However (and this is a four-toed statue sized "however"), the creators caved to network pressure along the way and turned what should have been a 3 season show (max) into 6 seasons worth of advertising revenue, and it became way too filler heavy. There wasn't enough depth to the characters to write material to span 121 episodes. Hell, The Sopranos, which is the best episodic, character driven drama of all time and came from the minds of vastly superior writers, only spanned 86 episodes. Let's be honest, you take away the island, the time-travel, the other gimmicks, you place these characters in the really real world... you've got a pretty weak character narrative and a show that no one would have been interested in. Cuse and Lindleoff are talking out of their asses when they say "it's always been about the characters". Bullshit... it's always been about the characters AND the freaky shit they're going through and trying to figure out.
So they ended up developing banal plot lines (did you care about any of the individual stories in season's 3-5?) and relying on more and more mysteries... and it's one thing to accept that 20-30 mysteries go unanswered to strengthen the final resolution, it's another thing entirely to accept hundreds of mysteries (many brought up in the final season) go unanswered. I would imagine that a re-watching of the series would feel extremely unrewarding, as most of what is presented doesn't matter (by the creator's own admission) or is uninteresting.
As for the actual final episode, it delivered closure for the characters, but did so in a "chick flick" sort of way. I imagined housewives across the nation blubbering every time someone "remembered". They also (finally) managed to seamlessly move from real-time to sideways-time, which went a long way to maintaining a decent pace to the episode and created some cool moments. The action was pretty lame... never felt the same excitement from season 1 during the Jack/MIB fight, the cave sequences or any of the "these are supposed to be a big, exciting deal" moments. And speaking of the cave of light... meh, looked more like a theme park attraction than "the spigot from which all that is evil must be prevented from spewing forth".

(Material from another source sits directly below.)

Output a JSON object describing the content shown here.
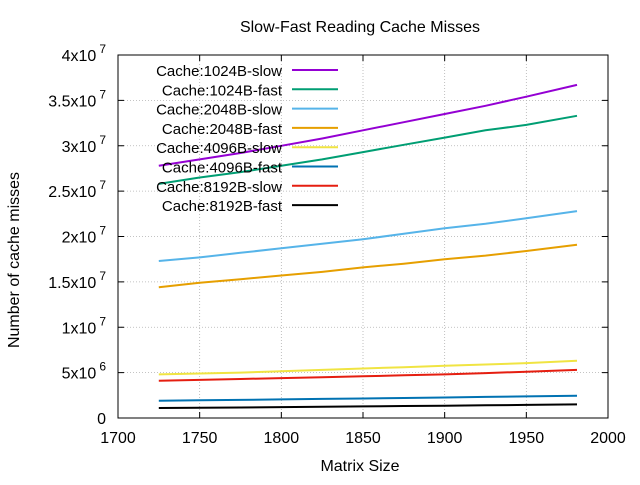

One last thing... the unanswered questions. Like I wrote 10,000 words ago, I can appreciate not answering all of them, especially considering the "lesson" the characters (and the audience) are supposed to walk away with. But some stuff just needed to be answered ("Why was fertility/Walt/Aaron so important early on?" comes to mind... or "Who was making the food drops?"). Without answers to those more basic questions, the mystery angle of the show is left too wide open to be satisfying.